Aristotele si riferiva, molto probabilmente, ad una comprensione intellettuale. Ma la comprensione intellettuale non differisce molto da quanto sopra in quanto, la comprensione intellettuale è il prodotto dell'esperienza di un corpo circoscritto che, al massimo, può avere la capacità di astrazione della propria esperienza, generalizzandone la conoscenza acquisita e riproducendone la conoscenza acquisita in un diverso ambito.
E' non conoscenza, presupporre l'esistenza di una conoscenza che non derivi dall'esperienza, ma che sia il prodotto di un "sapere intellettuale" alienato dal vissuto dell'individuo. Tale sapere alienato è la rappresentazione intellettuale di un desiderio emotivo impossibilitato a veicolarsi. L'impossibilità della veicolazione del desiderio emotivo produce fantasie, deliri, allucinazioni, finendo per invadere e controllare la coscienza dell'individuo che tratta quell'invasione come conoscenza.
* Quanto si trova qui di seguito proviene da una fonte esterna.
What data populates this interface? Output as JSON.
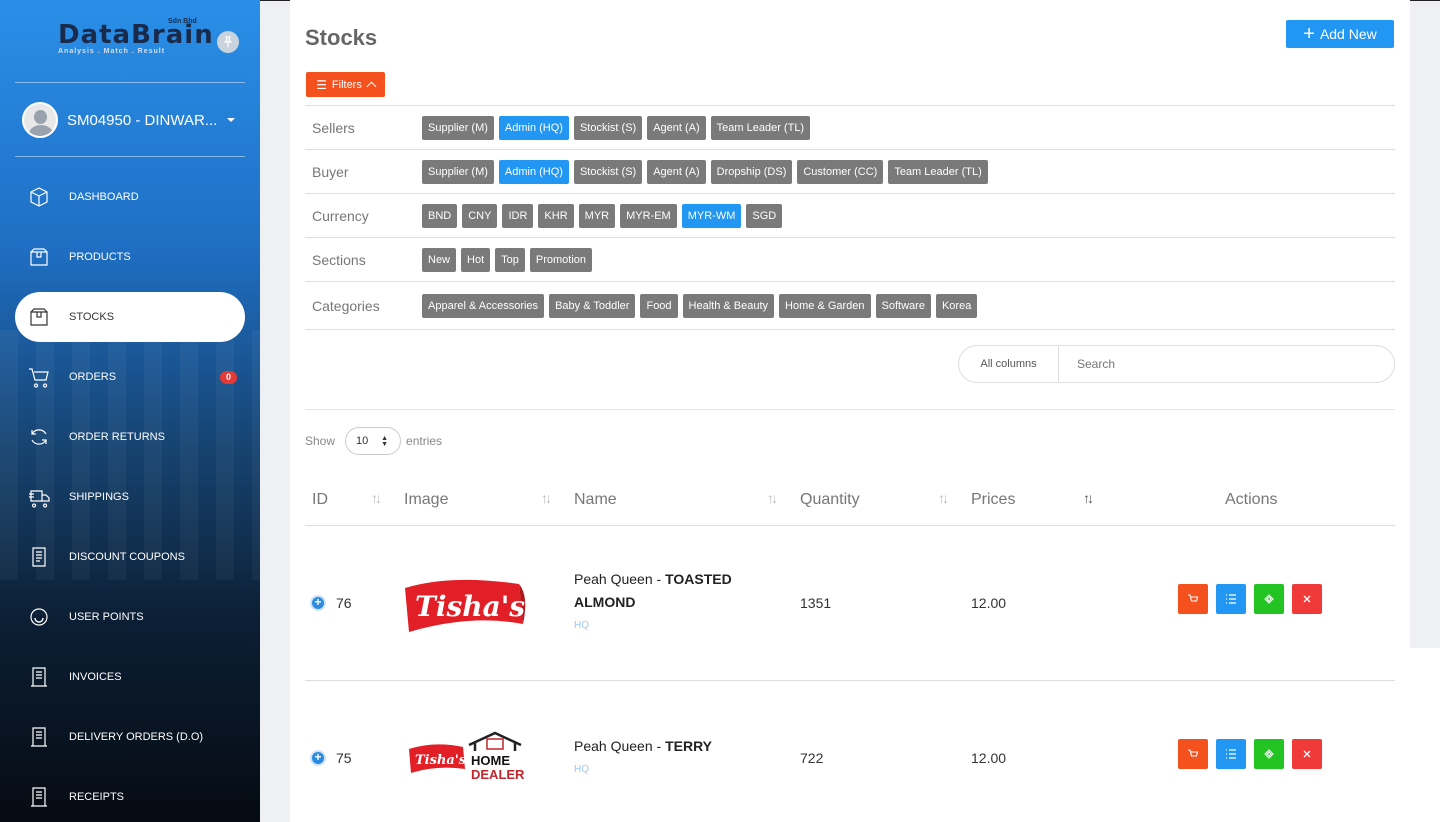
{
  "brand": {
    "name": "DataBrain",
    "suffix": "Sdn Bhd",
    "tagline": "Analysis . Match . Result"
  },
  "user": {
    "name": "SM04950 - DINWAR..."
  },
  "nav": [
    {
      "label": "DASHBOARD",
      "icon": "cube-icon"
    },
    {
      "label": "PRODUCTS",
      "icon": "box-icon"
    },
    {
      "label": "STOCKS",
      "icon": "box-icon",
      "active": true
    },
    {
      "label": "ORDERS",
      "icon": "cart-icon",
      "badge": "0"
    },
    {
      "label": "ORDER RETURNS",
      "icon": "refresh-icon"
    },
    {
      "label": "SHIPPINGS",
      "icon": "truck-icon"
    },
    {
      "label": "DISCOUNT COUPONS",
      "icon": "coupon-icon"
    },
    {
      "label": "USER POINTS",
      "icon": "smile-icon"
    },
    {
      "label": "INVOICES",
      "icon": "document-icon"
    },
    {
      "label": "DELIVERY ORDERS (D.O)",
      "icon": "document-icon"
    },
    {
      "label": "RECEIPTS",
      "icon": "document-icon"
    }
  ],
  "page": {
    "title": "Stocks",
    "add_label": "Add New",
    "filters_label": "Filters"
  },
  "filters": [
    {
      "label": "Sellers",
      "chips": [
        {
          "text": "Supplier (M)"
        },
        {
          "text": "Admin (HQ)",
          "on": true
        },
        {
          "text": "Stockist (S)"
        },
        {
          "text": "Agent (A)"
        },
        {
          "text": "Team Leader (TL)"
        }
      ]
    },
    {
      "label": "Buyer",
      "chips": [
        {
          "text": "Supplier (M)"
        },
        {
          "text": "Admin (HQ)",
          "on": true
        },
        {
          "text": "Stockist (S)"
        },
        {
          "text": "Agent (A)"
        },
        {
          "text": "Dropship (DS)"
        },
        {
          "text": "Customer (CC)"
        },
        {
          "text": "Team Leader (TL)"
        }
      ]
    },
    {
      "label": "Currency",
      "chips": [
        {
          "text": "BND"
        },
        {
          "text": "CNY"
        },
        {
          "text": "IDR"
        },
        {
          "text": "KHR"
        },
        {
          "text": "MYR"
        },
        {
          "text": "MYR-EM"
        },
        {
          "text": "MYR-WM",
          "on": true
        },
        {
          "text": "SGD"
        }
      ]
    },
    {
      "label": "Sections",
      "chips": [
        {
          "text": "New"
        },
        {
          "text": "Hot"
        },
        {
          "text": "Top"
        },
        {
          "text": "Promotion"
        }
      ]
    },
    {
      "label": "Categories",
      "chips": [
        {
          "text": "Apparel & Accessories"
        },
        {
          "text": "Baby & Toddler"
        },
        {
          "text": "Food"
        },
        {
          "text": "Health & Beauty"
        },
        {
          "text": "Home & Garden"
        },
        {
          "text": "Software"
        },
        {
          "text": "Korea"
        }
      ]
    }
  ],
  "search": {
    "scope": "All columns",
    "placeholder": "Search"
  },
  "entries": {
    "show": "Show",
    "value": "10",
    "suffix": "entries"
  },
  "table": {
    "columns": [
      "ID",
      "Image",
      "Name",
      "Quantity",
      "Prices",
      "Actions"
    ],
    "rows": [
      {
        "id": "76",
        "brand": "Peah Queen - ",
        "product": "TOASTED ALMOND",
        "owner": "HQ",
        "quantity": "1351",
        "price": "12.00",
        "logo_text": "Tisha's"
      },
      {
        "id": "75",
        "brand": "Peah Queen - ",
        "product": "TERRY",
        "owner": "HQ",
        "quantity": "722",
        "price": "12.00",
        "logo_text": "Tisha's",
        "logo_extra": "HOME DEALER"
      }
    ]
  },
  "colors": {
    "accent_blue": "#2196f3",
    "accent_orange": "#f4511e",
    "chip_gray": "#7a7a7a",
    "green": "#22c322",
    "red": "#f03a3a"
  }
}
Questo tipo di conoscenza, è generato da desideri emotivi insoddisfatti che, al giorno d'oggi, sono trattati in psichiatria e, quando non vengono trattati in psichiatria, sono, quanto meno, manifestazione di disturbi psichiatrici non debilitanti per il paziente che li vive.
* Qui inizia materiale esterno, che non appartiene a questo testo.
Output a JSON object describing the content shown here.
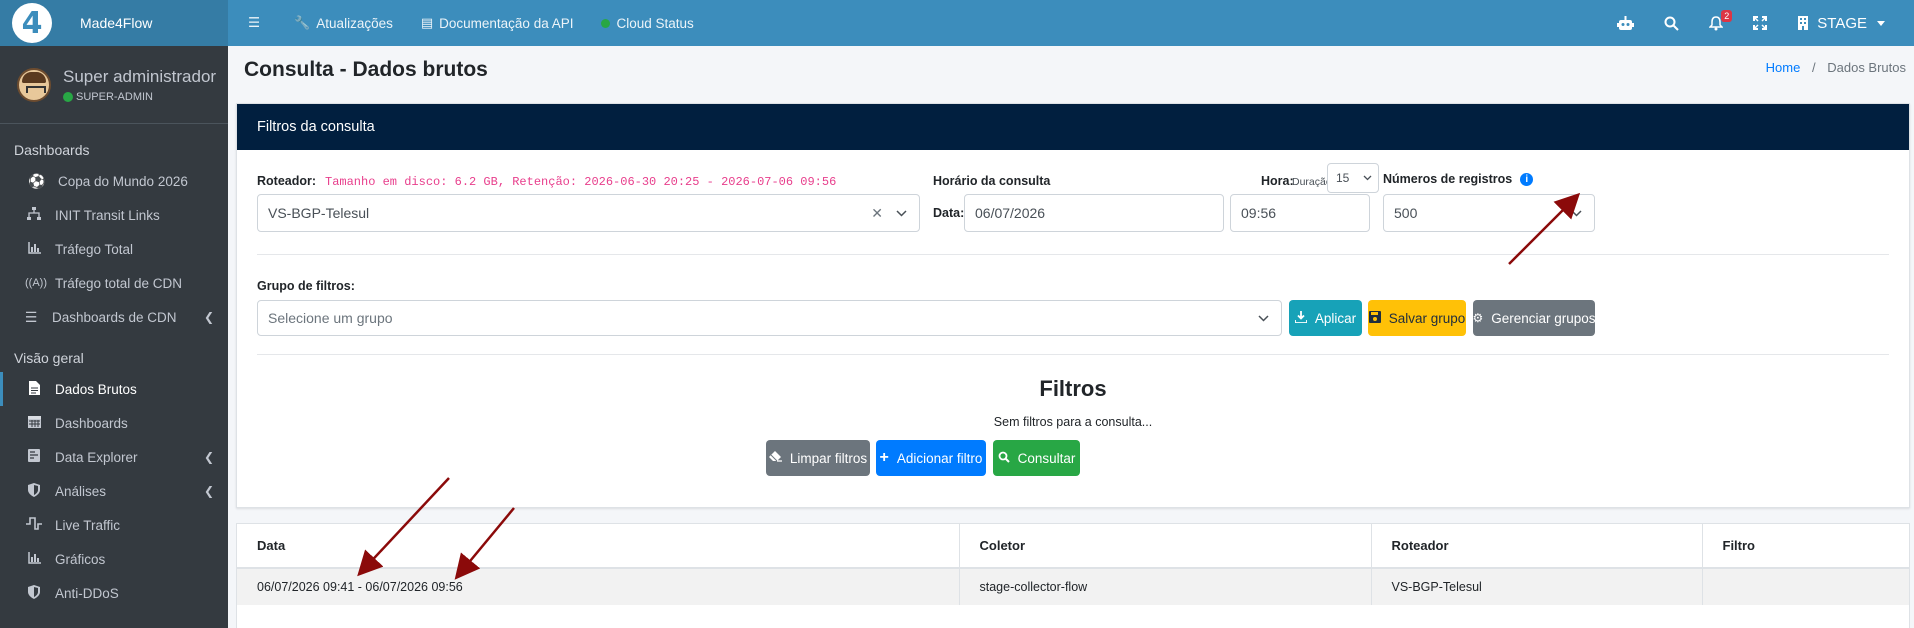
{
  "topbar": {
    "brand_logo": "4",
    "brand_name": "Made4Flow",
    "nav": [
      {
        "label": "Atualizações"
      },
      {
        "label": "Documentação da API"
      },
      {
        "label": "Cloud Status"
      }
    ],
    "notification_count": "2",
    "environment": "STAGE"
  },
  "sidebar": {
    "user_name": "Super administrador",
    "user_role": "SUPER-ADMIN",
    "sections": [
      {
        "header": "Dashboards",
        "items": [
          {
            "label": "Copa do Mundo 2026",
            "icon": "soccer-ball-icon"
          },
          {
            "label": "INIT Transit Links",
            "icon": "sitemap-icon"
          },
          {
            "label": "Tráfego Total",
            "icon": "chart-icon"
          },
          {
            "label": "Tráfego total de CDN",
            "icon": "broadcast-icon"
          },
          {
            "label": "Dashboards de CDN",
            "icon": "list-icon"
          }
        ]
      },
      {
        "header": "Visão geral",
        "items": [
          {
            "label": "Dados Brutos",
            "icon": "file-icon"
          },
          {
            "label": "Dashboards",
            "icon": "calendar-icon"
          },
          {
            "label": "Data Explorer",
            "icon": "explorer-icon"
          },
          {
            "label": "Análises",
            "icon": "shield-icon"
          },
          {
            "label": "Live Traffic",
            "icon": "wave-icon"
          },
          {
            "label": "Gráficos",
            "icon": "chart-icon"
          },
          {
            "label": "Anti-DDoS",
            "icon": "shield-icon"
          }
        ]
      }
    ]
  },
  "page": {
    "title": "Consulta - Dados brutos",
    "breadcrumb_home": "Home",
    "breadcrumb_current": "Dados Brutos"
  },
  "filters_card": {
    "header": "Filtros da consulta",
    "router_label": "Roteador:",
    "router_info": "Tamanho em disco: 6.2 GB, Retenção: 2026-06-30 20:25 - 2026-07-06 09:56",
    "router_value": "VS-BGP-Telesul",
    "time_label": "Horário da consulta",
    "hour_label": "Hora:",
    "duration_label": "Duração",
    "duration_value": "15",
    "date_label": "Data:",
    "date_value": "06/07/2026",
    "hour_value": "09:56",
    "records_label": "Números de registros",
    "records_value": "500",
    "group_label": "Grupo de filtros:",
    "group_placeholder": "Selecione um grupo",
    "apply_btn": "Aplicar",
    "save_group_btn": "Salvar grupo",
    "manage_groups_btn": "Gerenciar grupos",
    "filters_title": "Filtros",
    "filters_empty": "Sem filtros para a consulta...",
    "clear_btn": "Limpar filtros",
    "add_filter_btn": "Adicionar filtro",
    "query_btn": "Consultar"
  },
  "results_table": {
    "headers": [
      "Data",
      "Coletor",
      "Roteador",
      "Filtro"
    ],
    "rows": [
      [
        "06/07/2026 09:41 - 06/07/2026 09:56",
        "stage-collector-flow",
        "VS-BGP-Telesul",
        ""
      ]
    ]
  },
  "colors": {
    "topbar": "#3c8dbc",
    "sidebar": "#343a40",
    "card_header": "#011f3f",
    "annotation_arrow": "#8b0a0a"
  }
}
La caratteristica del disturbo psichiatrico è quello della generalità dell'elemento di conoscenza manifestato. Non entra nella particolarità e nei meccanismi dell'elemento di conoscenza manifestato perché, entrare nei meccanismi particolari, costringe il paziente a sostanziarlo razionalmente e a rimuoverlo qualora la sostanza dell'elemento manifestato entra in conflitto con l'analisi delle sue particolarità.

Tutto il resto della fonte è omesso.